Charges for Bangladesh mutineers


Bangladesh border guards report to barracks following the mutiny in Dhaka
Border guards were told to report to their posts or face disciplinary action
Bangladesh police say they are charging more than 1,000 border guardsmen in connection with a mutiny which left more than 140 people dead.
The charges include conspiracy to kill officers and civilians, using weapons and explosives, creating panic, looting and trying to hide bodies.
The remains of more than 70 officers have still not yet been found days after the violence in Dhaka.
The mutiny by the Bangladesh Rifles apparently began as an row over pay.
It ended as the massacre of 137 army officers and, it is feared, about 20 civilians including officers' wives, in the guards' headquarters in the capital.
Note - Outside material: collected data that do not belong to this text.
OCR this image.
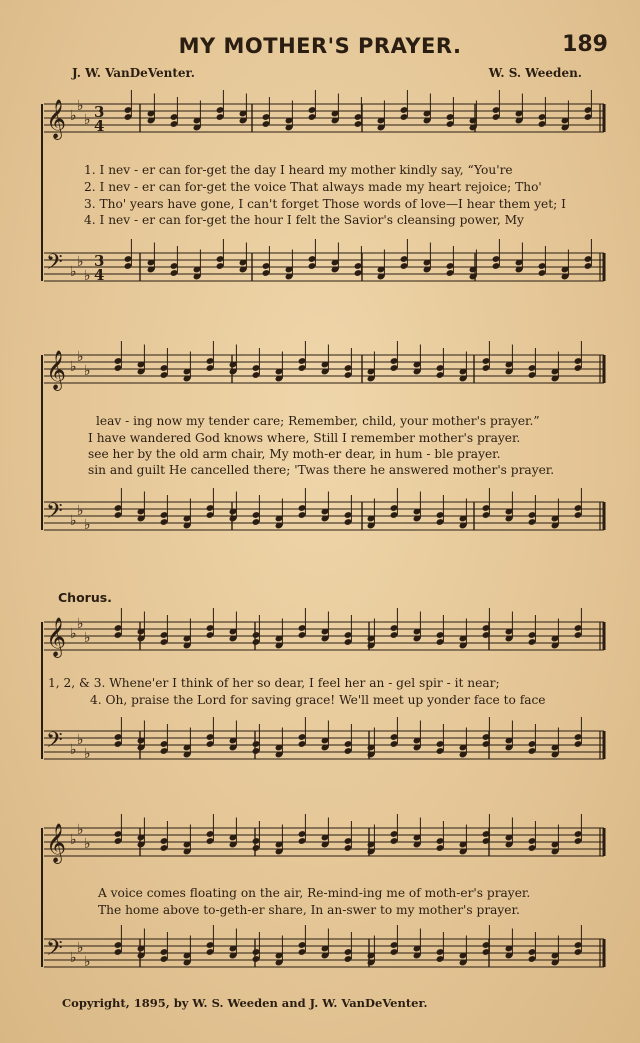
MY MOTHER'S PRAYER.	189
J. W. VanDeVenter.	W. S. Weeden.
𝄞 ♭
♭
♭ 3
4
𝄢 ♭
♭
♭
3
4
𝄞 ♭
♭
♭
𝄢 ♭
♭
♭
𝄞 ♭
♭
♭
𝄢 ♭
♭
♭
𝄞 ♭
♭
♭
𝄢 ♭
♭
♭
1. I nev - er can for-get the day I heard my mother kindly say, “You're
2. I nev - er can for-get the voice That always made my heart rejoice; Tho'
3. Tho' years have gone, I can't forget Those words of love—I hear them yet; I
4. I nev - er can for-get the hour I felt the Savior's cleansing power, My
leav - ing now my tender care; Remember, child, your mother's prayer.”
I have wandered God knows where, Still I remember mother's prayer.
see her by the old arm chair, My moth-er dear, in hum - ble prayer.
sin and guilt He cancelled there; 'Twas there he answered mother's prayer.
Chorus.
1, 2, & 3. Whene'er I think of her so dear, I feel her an - gel spir - it near;
4. Oh, praise the Lord for saving grace! We'll meet up yonder face to face
A voice comes floating on the air, Re-mind-ing me of moth-er's prayer.
The home above to-geth-er share, In an-swer to my mother's prayer.
Copyright, 1895, by W. S. Weeden and J. W. VanDeVenter.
Police have named six of the men they accuse of carrying out the mutiny. The six were involved in negotiating the mutineers' surrender with Prime Minister Sheikh Hasina.
The mutiny ended when the government threatened to quell it by force.
The police say they still do not have the names of more than 1,000 others, who they believe were also involved.
The army has said that those found guilty of murder will be executed.
Soldiers remove a body from a grave at the headquarters of the border guards

Several hundred guardsmen are now in detention, but many others were able to escape.
Hundreds of guards began returning to their posts on Sunday after the mutiny ended on Thursday.
They had been given a 24-hour ultimatum to do so or face disciplinary action.
After searches of the vast compound, bodies were found either buried in shallow mass graves or dumped into the fast-flowing sewers below ground.
Some charred human bones have been found in the remains of a fire.
The army has postponed the funerals of those who died until all the bodies have been found.